Todo era nuevo para el pastor: hubo que dar aviso a la guardia, muchachos y sirvientes iban y venían por los patios llevando y trayendo cestos y cántaros, hombres de armas charlaban paseando y el corpulento herrero, lleno de hollín y con su mandil de cuero firme repleto de chamuscados agujerillos, habló con ellos cordialmente interesándose por el viaje del infanzón hasta que Gutier insistió en la prisa a la que lo obligaban sus deberes.

—Yo ahora debo ir a ver al conde —le dijo el leonés al muchacho cuando ya se habían despedido del artesano—, los de la guardia ya lo habrán avisado de mi llegada. Tú no puedes acompañarme; te quedarás con el hebreo Jesse, es uno de los médicos que el conde tiene a su servicio. —A Assur le sorprendió la firmeza que el infanzón era capaz de dar a su voz aun aquejado de fiebres—. Es un buen hombre, además, yo tendré que ir a verlo en cuanto termine con el conde, creo que necesito un remiendo… Así que nos encontraremos allí cuando acabe —concluyó el infanzón antes de dirigir al muchacho a la apoteca del castillo.
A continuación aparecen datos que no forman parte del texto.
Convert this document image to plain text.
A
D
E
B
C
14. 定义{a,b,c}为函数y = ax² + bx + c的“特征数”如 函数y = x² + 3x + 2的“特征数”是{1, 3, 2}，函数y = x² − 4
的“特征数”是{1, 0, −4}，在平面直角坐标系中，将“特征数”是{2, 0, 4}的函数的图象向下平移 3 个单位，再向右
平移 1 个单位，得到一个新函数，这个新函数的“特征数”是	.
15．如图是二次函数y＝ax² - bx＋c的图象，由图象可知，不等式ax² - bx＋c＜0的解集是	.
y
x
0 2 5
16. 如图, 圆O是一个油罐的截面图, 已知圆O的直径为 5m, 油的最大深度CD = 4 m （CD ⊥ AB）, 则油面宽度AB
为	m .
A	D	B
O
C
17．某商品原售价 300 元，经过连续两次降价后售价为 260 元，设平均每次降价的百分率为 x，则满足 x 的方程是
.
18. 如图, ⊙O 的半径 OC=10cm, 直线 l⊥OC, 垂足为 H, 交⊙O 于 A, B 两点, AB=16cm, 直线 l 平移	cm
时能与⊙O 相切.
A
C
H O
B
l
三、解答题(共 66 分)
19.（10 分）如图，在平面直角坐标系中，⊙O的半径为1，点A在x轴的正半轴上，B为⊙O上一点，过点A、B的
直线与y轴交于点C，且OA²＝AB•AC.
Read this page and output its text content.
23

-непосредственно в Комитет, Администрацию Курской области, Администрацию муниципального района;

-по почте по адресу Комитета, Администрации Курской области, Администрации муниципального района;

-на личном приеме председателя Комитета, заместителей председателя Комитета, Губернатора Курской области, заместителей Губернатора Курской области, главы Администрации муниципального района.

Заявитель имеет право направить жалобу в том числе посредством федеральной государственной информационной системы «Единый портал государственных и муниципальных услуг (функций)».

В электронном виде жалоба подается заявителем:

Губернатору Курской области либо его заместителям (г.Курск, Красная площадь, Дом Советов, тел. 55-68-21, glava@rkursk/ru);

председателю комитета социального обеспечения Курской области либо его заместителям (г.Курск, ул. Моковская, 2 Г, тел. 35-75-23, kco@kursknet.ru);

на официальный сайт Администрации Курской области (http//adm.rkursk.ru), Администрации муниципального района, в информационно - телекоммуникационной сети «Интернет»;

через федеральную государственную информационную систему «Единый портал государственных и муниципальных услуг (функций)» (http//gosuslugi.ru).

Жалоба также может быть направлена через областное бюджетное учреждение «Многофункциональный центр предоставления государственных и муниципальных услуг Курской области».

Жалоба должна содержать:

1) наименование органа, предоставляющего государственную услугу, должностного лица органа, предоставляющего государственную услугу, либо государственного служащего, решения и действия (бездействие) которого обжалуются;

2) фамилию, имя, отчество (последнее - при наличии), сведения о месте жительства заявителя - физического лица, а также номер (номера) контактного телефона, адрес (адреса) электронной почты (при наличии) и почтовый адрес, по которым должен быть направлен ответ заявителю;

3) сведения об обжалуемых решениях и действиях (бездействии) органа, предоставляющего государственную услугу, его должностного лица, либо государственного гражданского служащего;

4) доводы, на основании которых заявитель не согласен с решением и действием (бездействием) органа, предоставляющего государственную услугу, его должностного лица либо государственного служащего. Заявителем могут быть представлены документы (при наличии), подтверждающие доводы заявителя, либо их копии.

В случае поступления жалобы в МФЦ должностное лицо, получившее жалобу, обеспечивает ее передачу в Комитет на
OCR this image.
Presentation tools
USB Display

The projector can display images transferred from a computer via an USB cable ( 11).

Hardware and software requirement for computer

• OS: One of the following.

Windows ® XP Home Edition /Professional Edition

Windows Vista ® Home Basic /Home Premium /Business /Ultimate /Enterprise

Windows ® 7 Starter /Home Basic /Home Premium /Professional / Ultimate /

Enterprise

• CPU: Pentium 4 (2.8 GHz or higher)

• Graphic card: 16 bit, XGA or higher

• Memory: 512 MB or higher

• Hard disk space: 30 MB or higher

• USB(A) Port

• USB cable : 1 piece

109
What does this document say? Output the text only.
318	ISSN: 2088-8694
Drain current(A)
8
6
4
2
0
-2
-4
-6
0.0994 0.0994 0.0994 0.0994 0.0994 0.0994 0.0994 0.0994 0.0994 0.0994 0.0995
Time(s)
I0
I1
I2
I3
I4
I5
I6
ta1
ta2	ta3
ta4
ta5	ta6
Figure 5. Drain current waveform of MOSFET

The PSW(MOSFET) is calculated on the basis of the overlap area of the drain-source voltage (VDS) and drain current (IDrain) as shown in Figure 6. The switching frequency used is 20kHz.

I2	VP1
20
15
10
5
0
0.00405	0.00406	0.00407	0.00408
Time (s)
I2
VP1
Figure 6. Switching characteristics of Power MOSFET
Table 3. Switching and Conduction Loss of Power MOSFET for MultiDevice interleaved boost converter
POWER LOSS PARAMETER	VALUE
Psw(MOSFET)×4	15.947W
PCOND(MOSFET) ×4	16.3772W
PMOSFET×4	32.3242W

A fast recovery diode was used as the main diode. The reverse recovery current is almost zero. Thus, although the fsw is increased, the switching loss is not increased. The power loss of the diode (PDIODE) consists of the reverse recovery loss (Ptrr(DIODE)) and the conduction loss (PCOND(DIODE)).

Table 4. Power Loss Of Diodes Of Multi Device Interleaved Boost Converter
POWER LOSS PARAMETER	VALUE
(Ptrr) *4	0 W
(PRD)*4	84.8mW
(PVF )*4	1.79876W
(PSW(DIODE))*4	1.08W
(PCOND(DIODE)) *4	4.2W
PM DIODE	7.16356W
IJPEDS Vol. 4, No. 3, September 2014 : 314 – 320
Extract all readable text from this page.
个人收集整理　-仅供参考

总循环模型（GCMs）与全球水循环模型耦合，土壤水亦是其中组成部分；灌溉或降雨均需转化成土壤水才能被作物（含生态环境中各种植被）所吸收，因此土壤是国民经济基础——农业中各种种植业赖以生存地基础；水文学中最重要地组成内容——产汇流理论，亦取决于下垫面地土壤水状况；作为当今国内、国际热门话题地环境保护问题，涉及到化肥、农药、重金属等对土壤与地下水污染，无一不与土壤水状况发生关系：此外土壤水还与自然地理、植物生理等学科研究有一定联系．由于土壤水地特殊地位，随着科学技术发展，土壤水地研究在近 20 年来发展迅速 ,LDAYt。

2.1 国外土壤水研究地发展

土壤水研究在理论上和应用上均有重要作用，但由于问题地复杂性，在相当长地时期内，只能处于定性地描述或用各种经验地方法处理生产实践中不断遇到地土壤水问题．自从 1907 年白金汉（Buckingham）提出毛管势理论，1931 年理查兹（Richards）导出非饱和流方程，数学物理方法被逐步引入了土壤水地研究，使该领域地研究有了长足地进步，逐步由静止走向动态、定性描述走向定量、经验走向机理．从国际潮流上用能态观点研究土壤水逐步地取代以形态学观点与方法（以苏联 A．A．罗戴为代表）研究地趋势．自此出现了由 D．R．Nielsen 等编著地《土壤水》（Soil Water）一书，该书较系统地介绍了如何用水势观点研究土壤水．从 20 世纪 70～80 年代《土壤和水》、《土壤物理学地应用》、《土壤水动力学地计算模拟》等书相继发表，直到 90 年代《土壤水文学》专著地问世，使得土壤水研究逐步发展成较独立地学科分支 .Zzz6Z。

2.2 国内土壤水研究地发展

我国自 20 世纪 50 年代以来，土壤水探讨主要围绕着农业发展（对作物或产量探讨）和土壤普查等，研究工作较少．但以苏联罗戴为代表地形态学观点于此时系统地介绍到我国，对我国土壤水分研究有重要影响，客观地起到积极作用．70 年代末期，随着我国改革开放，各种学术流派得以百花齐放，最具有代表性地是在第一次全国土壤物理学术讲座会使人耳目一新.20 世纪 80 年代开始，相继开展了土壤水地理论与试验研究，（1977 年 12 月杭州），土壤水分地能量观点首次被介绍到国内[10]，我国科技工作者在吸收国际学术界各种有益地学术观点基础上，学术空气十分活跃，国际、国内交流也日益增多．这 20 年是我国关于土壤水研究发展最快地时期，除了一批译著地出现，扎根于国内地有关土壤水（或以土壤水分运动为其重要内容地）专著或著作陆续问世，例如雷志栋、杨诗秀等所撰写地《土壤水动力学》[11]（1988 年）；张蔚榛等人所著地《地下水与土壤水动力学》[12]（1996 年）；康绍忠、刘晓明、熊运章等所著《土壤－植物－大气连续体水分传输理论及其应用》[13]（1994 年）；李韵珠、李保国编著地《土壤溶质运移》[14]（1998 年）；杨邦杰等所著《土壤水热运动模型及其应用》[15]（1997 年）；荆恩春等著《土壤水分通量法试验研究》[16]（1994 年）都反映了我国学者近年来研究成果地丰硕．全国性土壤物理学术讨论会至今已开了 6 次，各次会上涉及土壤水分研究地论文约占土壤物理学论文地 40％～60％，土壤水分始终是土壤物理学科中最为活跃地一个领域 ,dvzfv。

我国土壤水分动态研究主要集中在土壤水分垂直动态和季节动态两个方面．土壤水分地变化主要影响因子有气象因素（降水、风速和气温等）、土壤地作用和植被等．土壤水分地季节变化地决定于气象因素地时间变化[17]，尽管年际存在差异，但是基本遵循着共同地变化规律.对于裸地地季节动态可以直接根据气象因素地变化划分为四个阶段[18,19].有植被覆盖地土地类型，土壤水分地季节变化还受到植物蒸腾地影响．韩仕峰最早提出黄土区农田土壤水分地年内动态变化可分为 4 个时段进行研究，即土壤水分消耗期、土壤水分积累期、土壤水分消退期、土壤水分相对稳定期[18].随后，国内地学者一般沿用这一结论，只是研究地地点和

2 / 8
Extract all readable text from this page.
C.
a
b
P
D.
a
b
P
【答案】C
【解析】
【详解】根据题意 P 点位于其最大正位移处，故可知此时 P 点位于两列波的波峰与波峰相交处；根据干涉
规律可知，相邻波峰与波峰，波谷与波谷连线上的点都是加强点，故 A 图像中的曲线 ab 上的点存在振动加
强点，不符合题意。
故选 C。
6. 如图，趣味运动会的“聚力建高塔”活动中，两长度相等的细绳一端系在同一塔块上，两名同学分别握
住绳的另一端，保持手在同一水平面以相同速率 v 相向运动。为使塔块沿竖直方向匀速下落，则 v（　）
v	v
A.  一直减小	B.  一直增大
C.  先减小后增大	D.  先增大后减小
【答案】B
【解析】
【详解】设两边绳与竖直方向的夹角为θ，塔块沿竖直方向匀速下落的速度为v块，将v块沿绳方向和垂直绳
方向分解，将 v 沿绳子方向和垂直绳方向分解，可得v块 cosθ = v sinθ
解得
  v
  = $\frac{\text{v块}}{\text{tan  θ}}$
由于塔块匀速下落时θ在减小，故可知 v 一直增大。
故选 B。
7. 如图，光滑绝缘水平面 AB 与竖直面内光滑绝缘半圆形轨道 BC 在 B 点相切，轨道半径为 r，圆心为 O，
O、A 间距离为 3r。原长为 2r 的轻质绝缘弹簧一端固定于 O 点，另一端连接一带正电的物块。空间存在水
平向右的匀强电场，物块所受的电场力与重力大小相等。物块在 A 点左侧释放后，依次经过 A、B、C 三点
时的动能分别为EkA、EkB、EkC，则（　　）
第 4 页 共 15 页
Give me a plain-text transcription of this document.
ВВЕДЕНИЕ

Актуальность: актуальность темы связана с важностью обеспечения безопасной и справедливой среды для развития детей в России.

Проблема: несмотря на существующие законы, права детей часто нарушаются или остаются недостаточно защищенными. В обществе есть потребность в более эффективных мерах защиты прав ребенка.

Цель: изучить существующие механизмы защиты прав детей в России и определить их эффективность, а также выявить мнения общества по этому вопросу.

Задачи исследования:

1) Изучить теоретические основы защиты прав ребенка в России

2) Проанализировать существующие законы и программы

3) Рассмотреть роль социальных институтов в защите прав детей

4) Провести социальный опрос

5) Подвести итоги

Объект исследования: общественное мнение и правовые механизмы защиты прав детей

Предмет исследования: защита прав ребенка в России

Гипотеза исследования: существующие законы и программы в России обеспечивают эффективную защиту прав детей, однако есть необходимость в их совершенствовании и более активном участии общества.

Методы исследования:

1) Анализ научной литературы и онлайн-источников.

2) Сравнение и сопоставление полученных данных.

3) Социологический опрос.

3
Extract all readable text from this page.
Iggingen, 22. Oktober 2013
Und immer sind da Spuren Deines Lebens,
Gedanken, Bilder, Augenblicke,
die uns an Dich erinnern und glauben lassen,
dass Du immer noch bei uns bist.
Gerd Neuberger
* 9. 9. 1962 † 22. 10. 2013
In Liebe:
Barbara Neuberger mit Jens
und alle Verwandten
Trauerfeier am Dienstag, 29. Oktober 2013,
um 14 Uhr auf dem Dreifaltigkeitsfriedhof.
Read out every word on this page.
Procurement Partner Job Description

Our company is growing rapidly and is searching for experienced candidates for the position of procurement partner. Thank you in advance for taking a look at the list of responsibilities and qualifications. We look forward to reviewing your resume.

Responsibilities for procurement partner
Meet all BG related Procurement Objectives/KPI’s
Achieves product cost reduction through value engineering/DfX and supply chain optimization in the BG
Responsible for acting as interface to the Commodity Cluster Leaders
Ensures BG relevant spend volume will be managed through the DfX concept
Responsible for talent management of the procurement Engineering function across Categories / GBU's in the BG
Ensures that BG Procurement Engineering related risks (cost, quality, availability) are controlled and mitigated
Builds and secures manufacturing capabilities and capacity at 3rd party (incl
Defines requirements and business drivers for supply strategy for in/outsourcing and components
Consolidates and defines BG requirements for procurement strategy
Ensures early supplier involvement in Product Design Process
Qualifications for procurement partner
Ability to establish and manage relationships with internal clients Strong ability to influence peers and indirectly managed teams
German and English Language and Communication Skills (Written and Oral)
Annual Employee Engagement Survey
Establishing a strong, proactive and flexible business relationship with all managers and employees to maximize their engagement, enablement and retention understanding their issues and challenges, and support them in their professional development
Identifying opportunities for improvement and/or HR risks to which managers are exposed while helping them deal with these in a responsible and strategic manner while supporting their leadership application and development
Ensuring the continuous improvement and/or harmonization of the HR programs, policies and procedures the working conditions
El muchacho pensó por un momento en recordarle a Gutier que debía convencer al conde para llamar al fonsado y combatir a los nórdicos, pero abandonó pronto la idea al percibir que esa mañana el infanzón no estaba, precisamente, de buen humor, como delataba su gesto hosco y dolorido. Tampoco tuvo demasiado tiempo, les bastó cruzar el patio principal para llegar a la botica, una pequeña construcción llena de cacharros de todo tamaño y condición que fascinó al pastor.

El médico Jesse resultó ser un hombre bajo y desgarbado, con los hombros caídos, la nariz aguileña y el tópico aspecto judío que maravilló a Assur por lo extravagante de su indumentaria y lo estrafalario de su fachada. El hebreo solo aceptó quedarse a cargo del muchacho cuando consiguió de Gutier la promesa de regresar lo antes posible para echarle un vistazo a la herida de la pierna.

Antes de marchar el infanzón se dirigió de nuevo al chico:

—Estate quieto y callado —le ordenó a Assur— y vigila a esa mala bestia —añadió señalando a Furco—, no sea que vaya a enseñarle los dientes a quien no deba.